Iniziando dai libri, a fronte del mio scetticismo verso la letteratura contemporanea – povera di forme, tutta tesa a imbastire trame «in parole povere» -, un certo interesse suscita Serotonina di Houellebecq, che negli anni ha mantenuto intatto il suo célinismo, uno sguardo spietato sulla miseria del mondo e su qualche freddo lampo di bellezza. E ci deve essere una simile freddezza, tutta cerebrale, a ispirare i redattori di «Pitchfork», perché se ascolto i dischi messi ai primi 10 posti della loro classifica per il 2018, trovo solo algide, programmate, lambiccate decostruzioni del motivo, brandelli di linguaggio che vagano, morti nello spazio. Mentre verso la sperimentazione entro il «costrutto» musicale si sono sempre mossi i Deerhunter inaspettatamente così esplicitamente inneggianti alla vita in Living my life (singolo di Fading Frontier di tre anni fa) attesi al loro nuovo disco; per non dire dei Toy reduci da un album anodino e in predicato ora di tornare a certi ritmi kraut che erano stati soprattutto di Join the dots. Dei Tool non dico nulla, perchè chissà se uscirà davvero il loro nuovo, ormai leggendario album.
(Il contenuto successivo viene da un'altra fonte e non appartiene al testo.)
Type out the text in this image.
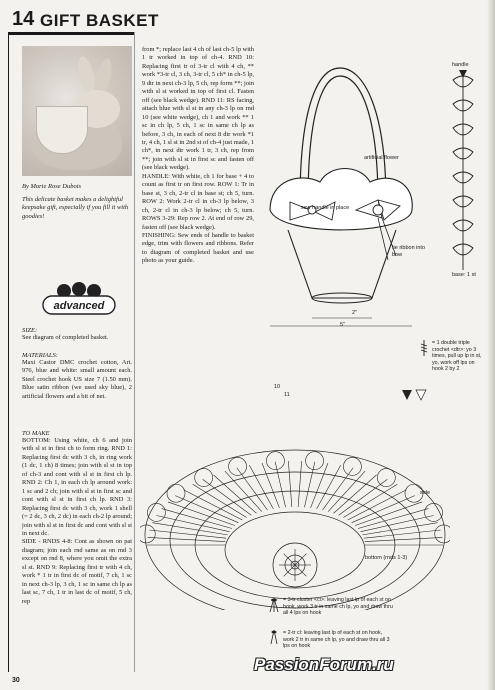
14 GIFT BASKET
By Marie Rose Dubois
This delicate basket makes a delightful keepsake gift, especially if you fill it with goodies!
advanced
SIZE:
See diagram of completed basket.
MATERIALS:
Maxi Castor DMC crochet cotton, Art. 976, blue and white: small amount each. Steel crochet hook US size 7 (1.50 mm). Blue satin ribbon (we used sky blue), 2 artificial flowers and a bit of net.
TO MAKE
BOTTOM: Using white, ch 6 and join with sl st in first ch to form ring. RND 1: Replacing first dc with 3 ch, in ring work (1 dc, 1 ch) 8 times; join with sl st in top of ch-3 and cont with sl st in first ch lp. RND 2: Ch 1, in each ch lp around work: 1 sc and 2 ch; join with sl st in first sc and cont with sl st in first ch lp. RND 3: Replacing first dc with 3 ch, work 1 shell (= 2 dc, 3 ch, 2 dc) in each ch-2 lp around; join with sl st in first dc and cont with sl st in next dc.
SIDE - RNDS 4-8: Cont as shown on pat diagram; join each rnd same as on rnd 3 except on rnd 8, where you omit the extra sl st. RND 9: Replacing first tr with 4 ch, work * 1 tr in first dc of motif, 7 ch, 1 sc in next ch-3 lp, 3 ch, 1 sc in same ch lp as last sc, 7 ch, 1 tr in last dc of motif, 5 ch, rep
from *; replace last 4 ch of last ch-5 lp with 1 tr worked in top of ch-4. RND 10: Replacing first tr of 3-tr cl with 4 ch, ** work *3-tr cl, 3 ch, 3-tr cl, 5 ch* in ch-5 lp, 9 dtr in next ch-3 lp, 5 ch, rep form **; join with sl st worked in top of first cl. Fasten off (see black wedge). RND 11: RS facing, attach blue with sl st in any ch-3 lp on rnd 10 (see white wedge), ch 1 and work ** 1 sc in ch lp, 5 ch, 1 sc in same ch lp as before, 3 ch, in each of next 8 dtr work *1 tr, 4 ch, 1 sl st in 2nd st of ch-4 just made, 1 ch*, in next dtr work 1 tr, 3 ch, rep from **; join with sl st in first sc and fasten off (see black wedge).
HANDLE: With white, ch 1 for base + 4 to count as first tr on first row. ROW 1: Tr in base st, 3 ch, 2-tr cl in base st; ch 5, turn. ROW 2: Work 2-tr cl in ch-3 lp below, 3 ch, 2-tr cl in ch-3 lp below; ch 5, turn. ROWS 3-29: Rep row 2. At end of row 29, fasten off (see black wedge).
FINISHING: Sew ends of handle to basket edge, trim with flowers and ribbons. Refer to diagram of completed basket and use photo as your guide.
artificial flower
sew handle in place
tie ribbon into bow
2"
5"
handle
base: 1 st
10
11
side
bottom (rnds 1-3)
= 1 double triple crochet <dtr>: yo 3 times, pull up lp in st, yo, work off lps on hook 2 by 2
= 3-tr cluster <cl>: leaving last lp of each st on hook, work 3 tr in same ch lp, yo and draw thru all 4 lps on hook
= 2-tr cl: leaving last lp of each st on hook, work 2 tr in same ch lp, yo and draw thru all 3 lps on hook
30
PassionForum.ru
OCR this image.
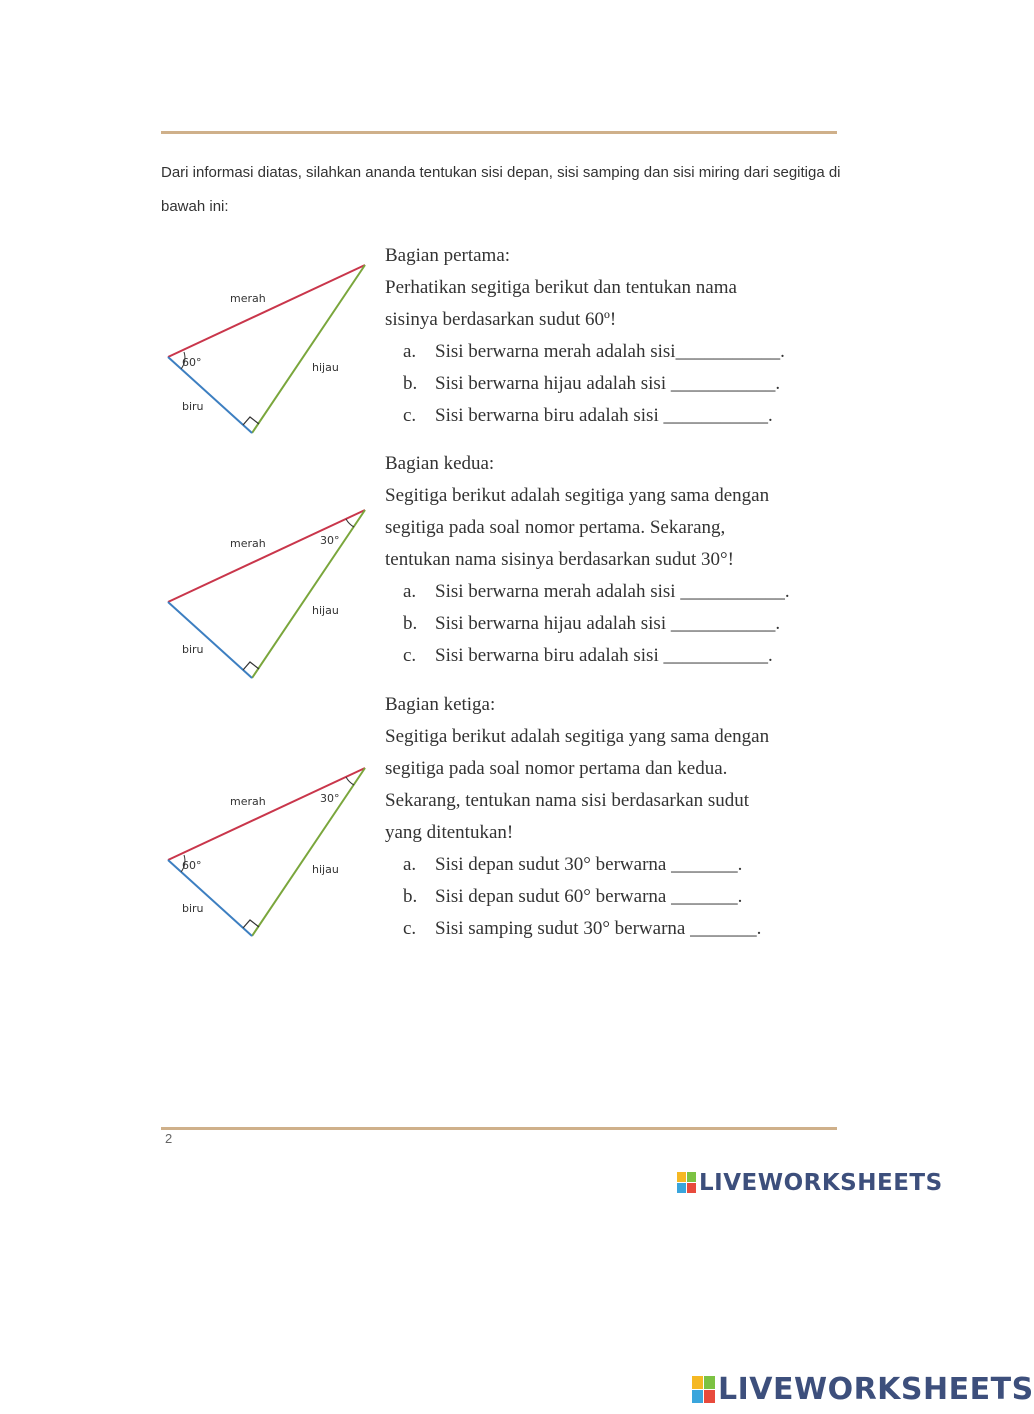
Dari informasi diatas, silahkan ananda tentukan sisi depan, sisi samping dan sisi miring dari segitiga di bawah ini:
merah
hijau
biru
60°
merah
hijau
biru
30°
merah
hijau
biru
60°
30°
Bagian pertama:
Perhatikan segitiga berikut dan tentukan nama
sisinya berdasarkan sudut 60º!
a. Sisi berwarna merah adalah sisi___________.
b. Sisi berwarna hijau adalah sisi ___________.
c. Sisi berwarna biru adalah sisi ___________.
Bagian kedua:
Segitiga berikut adalah segitiga yang sama dengan
segitiga pada soal nomor pertama. Sekarang,
tentukan nama sisinya berdasarkan sudut 30°!
a. Sisi berwarna merah adalah sisi ___________.
b. Sisi berwarna hijau adalah sisi ___________.
c. Sisi berwarna biru adalah sisi ___________.
Bagian ketiga:
Segitiga berikut adalah segitiga yang sama dengan
segitiga pada soal nomor pertama dan kedua.
Sekarang, tentukan nama sisi berdasarkan sudut
yang ditentukan!
a. Sisi depan sudut 30° berwarna _______.
b. Sisi depan sudut 60° berwarna _______.
c. Sisi samping sudut 30° berwarna _______.
2
LIVEWORKSHEETS
LIVEWORKSHEETS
INSOMMA una vitalità, l’immaginare forme di vita, che è auspicabile innervino sempre ogni soluzione linguistica, come quella, venendo al cinema, di Gabriel Mascaro già autore di un vero e proprio miracolo qualche anno fa, Boi Neon, presentato a Venezia, e ora alle prese con il suo nuovo film in uscita nel 2019 dal titolo Overgod. Poi ci sarà il Tarantino di Once Upon A Time In Hollywood che manterrà tutte le promesse possibili e The Beach Bum di Harmony Korine già così folle, in deliquio psichedelico, solo guardando foto e trailer. Com’è anche per Glass, il film che chiude la trilogia dei supereroi di Shyamalan, dopo quelli che probabilmente sono i suoi due film più belli: Umbreakable e Split. Mentre Garrone si misura con Pinocchio: impresa quasi impossibile se si pensa al precedente di Comencini, mai più eguagliato; ma Garrone è nel pieno della sua maturità artistica, in piena pietas, quindi le premesse sono ottime.

INFINE due film tra storia, psiche e mito: Memoria di Weerasethakul ambientato nella Colombia degli anni Settanta e Ottanta, per indagarne la violenza e la paura; e Bergman Island di Mia Hansen-Løve che, attingendo alla sua impassibile irrequietezza, al suo forte senso esistenziale, segrega una coppia americana sull’isola bergmaniana di Farö.